2 min read

Consequences of failing to manage the risk of electricity

The dangers of working near electricity was highlighted once again in a recent NSW District decision where Ausgrid Management Pty Ltd (Ausgrid) was fined $800,000 (before discount) for an incident in which a worker was electrocuted when replacing an electricity distribution pole.

On 29 January 2019, Ausgrid instructed a work crew to perform a low-voltage pole changeover. The work crew consisted of Mr Roberts, Mr Huxley, Mr Miller and Mr Dawes. After arriving on site, Mr Miller carried out an Electric Hazard Assessment Conversation (HAC) and a risk assessment.

To perform the changeovers, the workers used the coach screw method. This involved lifting the energised conductors, which were placed onto coach screws installed on either side. During the installation process, Mr Roberts suffered burns to the front and back of his body as a result of making contact with an exposed live conductor. This first incident put Ausgrid on alert that there were live conductors at that site.

A few months later, on 2 April 2019, a work crew arrived on site to replace an electricity distribution pole. This work crew consisted of Mr Booker, Mr Nicholls, Mr Pike and Mr Collins. Mr Booker, as Supervisor, performed an HAC; however, no consideration was given by the work crew to de-energise the overhead conductors prior to the commencement of the work. This was a failure as the risk of the conductors was obvious from the first incident. Mr Nicholls started to perform the changeover. He installed a 4-shackle Thew & McCann temporary cross arm and placed each of the four energised conductors onto the temporary shackles. The shackles were uninsulated and became energised once the live conductors were placed onto them.

Mr Nicholls was in one elevated work platform (EWP) positioned between the old pole and the new pole as he was preparing to install a new permanent cross arm on the new pole. Mr Pike was re-tensioning the Phase B conductor. Mr Pike was finishing the crimping of the sleeve on the Phase B conductor when he heard a noise coming from Mr Nicholls' direction. Mr Pike looked over his shoulder and saw Mr Nicholls 'drop' into the EWP. Mr Nicholls was taken to hospital. He suffered burns on his left forearm, upper arm and right upper back, as a result of making contact with an energised electrical apparatus. Mr Nicholls died in hospital as a result of the injuries.

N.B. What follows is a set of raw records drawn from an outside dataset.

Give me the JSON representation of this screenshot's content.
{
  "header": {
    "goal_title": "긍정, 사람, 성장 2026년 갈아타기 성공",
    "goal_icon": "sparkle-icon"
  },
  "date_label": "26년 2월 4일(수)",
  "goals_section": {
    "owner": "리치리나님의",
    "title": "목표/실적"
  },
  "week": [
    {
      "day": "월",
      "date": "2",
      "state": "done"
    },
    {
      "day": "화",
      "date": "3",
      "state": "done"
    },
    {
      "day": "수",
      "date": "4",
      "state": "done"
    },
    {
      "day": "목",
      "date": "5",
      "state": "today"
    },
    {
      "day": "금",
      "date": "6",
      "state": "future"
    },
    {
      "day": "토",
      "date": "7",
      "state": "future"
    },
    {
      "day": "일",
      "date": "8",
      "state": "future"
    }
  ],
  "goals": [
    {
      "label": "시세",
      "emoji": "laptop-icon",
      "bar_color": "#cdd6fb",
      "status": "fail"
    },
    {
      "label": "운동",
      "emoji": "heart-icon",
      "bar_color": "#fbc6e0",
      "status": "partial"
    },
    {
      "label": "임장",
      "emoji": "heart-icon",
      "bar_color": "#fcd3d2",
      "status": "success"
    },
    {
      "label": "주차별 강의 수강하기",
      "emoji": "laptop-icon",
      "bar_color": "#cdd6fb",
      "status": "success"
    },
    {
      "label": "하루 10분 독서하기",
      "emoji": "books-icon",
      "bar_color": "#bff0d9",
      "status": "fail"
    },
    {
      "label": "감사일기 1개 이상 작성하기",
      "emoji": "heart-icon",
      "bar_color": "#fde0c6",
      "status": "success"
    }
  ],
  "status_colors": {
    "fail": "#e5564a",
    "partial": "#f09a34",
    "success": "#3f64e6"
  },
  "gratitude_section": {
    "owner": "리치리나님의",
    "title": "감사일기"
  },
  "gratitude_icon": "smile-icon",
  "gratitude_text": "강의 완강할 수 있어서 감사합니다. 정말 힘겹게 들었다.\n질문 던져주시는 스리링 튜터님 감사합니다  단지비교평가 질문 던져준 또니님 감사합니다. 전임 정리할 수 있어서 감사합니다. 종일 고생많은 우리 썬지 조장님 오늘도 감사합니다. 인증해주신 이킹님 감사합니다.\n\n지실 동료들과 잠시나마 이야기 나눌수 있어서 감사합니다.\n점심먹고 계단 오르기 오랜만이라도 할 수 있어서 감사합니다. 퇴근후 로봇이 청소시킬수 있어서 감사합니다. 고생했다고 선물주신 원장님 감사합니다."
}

SafeWork NSW prosecuted Ausgrid, with the Court finding that Ausgrid failed to:

  • undertake an appropriate risk assessment of the work;
  • plan and schedule work so it was not performed 'live'; and
  • ensure a work method set out a clear sequence of steps.

As with other similar cases, this matter demonstrates the critical importance of planning work and ensuring risk assessments are undertaken to identify and then control serious risk, including electrocution.